I watched as the doctor inserted the first shot. I could feel Mattie relax for the first time in a long time, let go, and be at peace with having lived the most awesome life a dog could possibly live. Her rapid breathing finally lulled and slowed as her life transitioned from one stage to the next. The last breath that Mattie took was not one of struggle but of relief. I could hear and feel the difference as she laid in my arms.
The doctor then inserted the next shot and comforted us as the drugs took effect. We sat in the shade, listened to the wind, and shared an experience that transcends time and space. At one point in time during the process, I rubbed Mattie’s forehead and said,
“Well, today, it’s your time, ole girl. One day, though, it will be ours.”
One thing they do not tell you on the internet or that I did not realize until faced with it even though it should have been common sense – a dead dog is a helluva lot heavier than a live one. The doctor and her assistant helped me and my sister wrap Mattie in her favorite blanket, and I sat on the ground for a minute. Whether it was out of shock or because I had never held a dead family pet in my arms or because the passing was so peaceful that it took me off guard, I could not tell you. I told the doctor and her assistant that I had it under control from there, and my sister walked over to me and asked if I needed help.
I exclaimed, “nah, I got it! I’m good!” (But I wasn’t)
I tried rolling up to my feet from the ground with Mattie in my arms, and I swear that dog was playing tricks on me even though she was no longer present. What was once a forty-five pound sack of rattling bones, a worn out heart, and good, life long memories, had now turned into a two hundred pound, water logged bean bag.
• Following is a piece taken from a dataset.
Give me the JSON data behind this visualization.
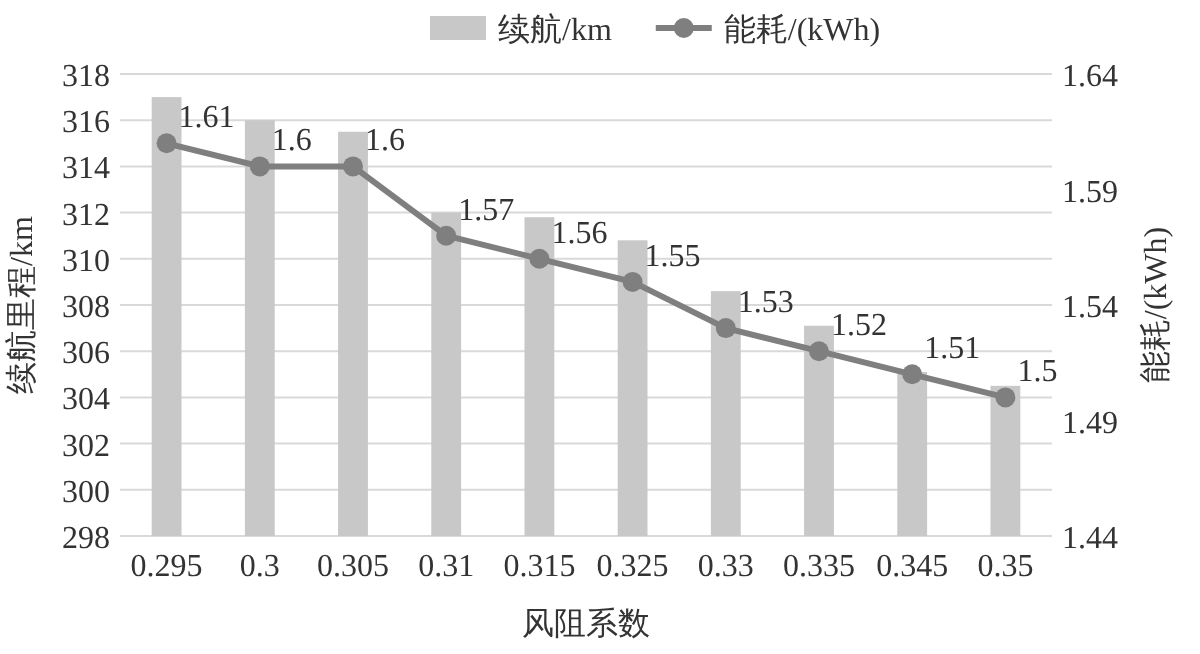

I know in Mattie’s mind she was hoping for a more prestigious procession than what her idiot owners were providing, and as my sister drove home all I could do was roll the window down and let the breeze blow past me as I held the shell of the greatest dog alive.
That night, after we buried Mattie at her own spot at the family cemetery, I was lying in the bed, watching Breaking Bad, and a somewhat violent thunderstorm swept through. Before the rain began to fall, I could hear the thunder getting closer and closer until it was on top of us. Considering how the day unfolded, I thought it was fitting that it should have ended as such. A quote then popped into my head, a quote that I try to live by each and every day.
“We are here to laugh at the odds and live our lives so well that death trembles to take us.”
That day, death showed up in more places than each of us can list, and each person was affected by it in a different way. That day, four people and a dog named Mattie were huddled underneath a shade tree, giving relief to a tired heart and a worn out body and setting a strong spirit free. That day, when death transcended through the blue sky, cut the cool breeze, slipped through the cracks of loving arms, and showed up for the beloved family pet, it shuddered at what it had come for.
Death came for the greatest dog in the universe, and what it found was an old school black Labrador named Mattie.
That day, one of the weakest dogs around made death tremble. One day, I can only hope that my life does the same.
“We may face Death alone, but in Love we will always be together!”